Asbestos in schools – a statistical concern
There has recently been considerable media interest on the subject of asbestos in schools, primarily as a result of an investigation by BBC Wales . During the investigation the BBC carried out a survey of local authorities and found 1,514 schools in Wales – approximately 85% of the total – contained asbestos.
Teacher and parent groups are understandably concerned about this statistic. The carcinogenic (cancer-causing) properties of asbestos are widely known; thousands of workers are known to suffer and die each year from asbestos-related disease.
What are the risks?
Asbestos is a generic term for a group of fibrous minerals, the most commonly used types of which are chrysotile (white asbestos), amosite (brown asbestos) and crocidolite (blue asbestos). The long, thin fibres give asbestos an extremely high tensile strength and excellent chemical, electrical and heat resistance properties which made it extremely popular in the past as a building and insulation material.
However exposure to airborne asbestos fibres can cause a type of lung cancer known as mesothelioma, which can take up to 30 years to develop. According to the Health Protection Agency (HPA), if children are exposed to asbestos by inhalation they “may develop lung cancer or mesothelioma at a younger age than when exposure occurs in adults” .
Many buildings constructed before the 1990s contain asbestos which can be found in pipe lagging, roof tiles, roof/column coatings, insulating boards, floor tiles and even decorative coatings such as Artex. In most cases asbestos is perfectly safe providing it is suitably controlled, e.g. by using a spray-applied solution to encapsulate it.
Duty holders have a legal obligation to manage the risk from asbestos in non-domestic premises. Duty holders include those responsible for the maintenance and/or repair of non-domestic premises; this includes the owners of such premises, whether they are occupied or vacant.

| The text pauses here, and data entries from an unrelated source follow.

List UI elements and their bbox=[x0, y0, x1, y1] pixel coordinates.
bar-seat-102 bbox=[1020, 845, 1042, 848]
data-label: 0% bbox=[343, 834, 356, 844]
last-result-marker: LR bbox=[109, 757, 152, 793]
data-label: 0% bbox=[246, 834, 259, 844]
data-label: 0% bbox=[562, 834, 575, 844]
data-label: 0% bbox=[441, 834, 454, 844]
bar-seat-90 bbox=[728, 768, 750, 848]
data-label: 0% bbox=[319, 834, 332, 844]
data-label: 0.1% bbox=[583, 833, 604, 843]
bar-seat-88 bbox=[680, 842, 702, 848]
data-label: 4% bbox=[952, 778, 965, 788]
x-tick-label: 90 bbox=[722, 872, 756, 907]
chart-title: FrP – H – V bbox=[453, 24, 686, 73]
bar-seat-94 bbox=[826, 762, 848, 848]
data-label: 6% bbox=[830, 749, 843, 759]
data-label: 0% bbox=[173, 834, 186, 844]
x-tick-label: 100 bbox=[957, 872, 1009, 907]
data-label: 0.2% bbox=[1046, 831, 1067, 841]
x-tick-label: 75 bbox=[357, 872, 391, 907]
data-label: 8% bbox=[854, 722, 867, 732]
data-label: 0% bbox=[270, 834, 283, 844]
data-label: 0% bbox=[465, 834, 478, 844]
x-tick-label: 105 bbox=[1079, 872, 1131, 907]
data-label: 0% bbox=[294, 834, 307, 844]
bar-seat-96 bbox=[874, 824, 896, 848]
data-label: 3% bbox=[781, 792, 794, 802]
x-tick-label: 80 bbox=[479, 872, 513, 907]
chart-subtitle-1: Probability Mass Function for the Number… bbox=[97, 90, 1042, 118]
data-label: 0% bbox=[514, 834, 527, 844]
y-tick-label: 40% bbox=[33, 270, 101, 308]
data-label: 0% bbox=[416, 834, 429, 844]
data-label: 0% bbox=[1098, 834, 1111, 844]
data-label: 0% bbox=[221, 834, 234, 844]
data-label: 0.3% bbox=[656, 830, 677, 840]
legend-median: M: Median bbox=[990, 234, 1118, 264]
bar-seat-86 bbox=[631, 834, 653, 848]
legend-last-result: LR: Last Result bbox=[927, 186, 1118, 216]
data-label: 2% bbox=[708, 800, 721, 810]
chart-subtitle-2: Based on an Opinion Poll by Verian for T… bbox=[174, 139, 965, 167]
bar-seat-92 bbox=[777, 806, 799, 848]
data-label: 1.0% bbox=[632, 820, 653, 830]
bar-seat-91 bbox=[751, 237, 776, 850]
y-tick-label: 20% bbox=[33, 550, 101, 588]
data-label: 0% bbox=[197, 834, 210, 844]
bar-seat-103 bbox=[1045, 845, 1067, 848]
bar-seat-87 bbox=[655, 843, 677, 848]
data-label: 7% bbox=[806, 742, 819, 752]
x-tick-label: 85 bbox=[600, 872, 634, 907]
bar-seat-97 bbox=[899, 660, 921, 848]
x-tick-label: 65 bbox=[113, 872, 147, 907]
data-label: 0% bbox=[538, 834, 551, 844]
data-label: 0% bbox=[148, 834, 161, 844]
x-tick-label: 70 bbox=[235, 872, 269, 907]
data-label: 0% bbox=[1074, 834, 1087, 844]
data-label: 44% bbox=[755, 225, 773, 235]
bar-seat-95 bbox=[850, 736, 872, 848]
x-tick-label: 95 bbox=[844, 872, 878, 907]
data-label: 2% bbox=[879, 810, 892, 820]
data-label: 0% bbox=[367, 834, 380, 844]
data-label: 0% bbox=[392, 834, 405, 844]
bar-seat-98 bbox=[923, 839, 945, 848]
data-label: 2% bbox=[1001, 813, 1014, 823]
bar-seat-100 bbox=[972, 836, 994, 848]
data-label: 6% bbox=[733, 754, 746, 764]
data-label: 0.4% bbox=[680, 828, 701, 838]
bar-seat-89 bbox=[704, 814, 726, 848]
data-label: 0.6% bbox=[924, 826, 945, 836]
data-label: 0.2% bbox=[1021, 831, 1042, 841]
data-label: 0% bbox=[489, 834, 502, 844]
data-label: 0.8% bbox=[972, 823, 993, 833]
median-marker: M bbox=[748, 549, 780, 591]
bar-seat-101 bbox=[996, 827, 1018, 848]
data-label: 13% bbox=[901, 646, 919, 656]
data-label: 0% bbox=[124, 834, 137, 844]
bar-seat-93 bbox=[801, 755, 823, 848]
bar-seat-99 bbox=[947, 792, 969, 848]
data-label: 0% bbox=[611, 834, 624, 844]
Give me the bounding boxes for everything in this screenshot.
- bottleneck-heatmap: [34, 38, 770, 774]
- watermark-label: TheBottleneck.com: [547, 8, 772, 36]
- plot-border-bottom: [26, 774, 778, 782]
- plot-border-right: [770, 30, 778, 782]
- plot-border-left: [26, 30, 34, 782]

The aim is to protect workers who may come across asbestos in the course of their day-to-day activities, since the major problem facing these workers is that they often do not know where and when the material may be encountered.
“The Health and Safety Executive (HSE) Approved Code of Practice (ACOP) L127: The Management of Asbestos in Non-domestic Premises” explains the duties of building owners, tenants and any other parties who have any legal responsibility for the work premises. It also sets out what is required of people who have a responsibility to co-operate with the main duty holder.
Asbestos, managed properly, is not a significant hazard. However if it is damaged either intentionally or by accident and fibres become airborne then there may be a serious health risk to teachers, pupils and others.
As with most Health and Safety issues, awareness and knowledge are key so it is vitally important that duty holders a) know and understand their legal duties, b) ensure that they fully comply with their duties and c) get help if they do not understand.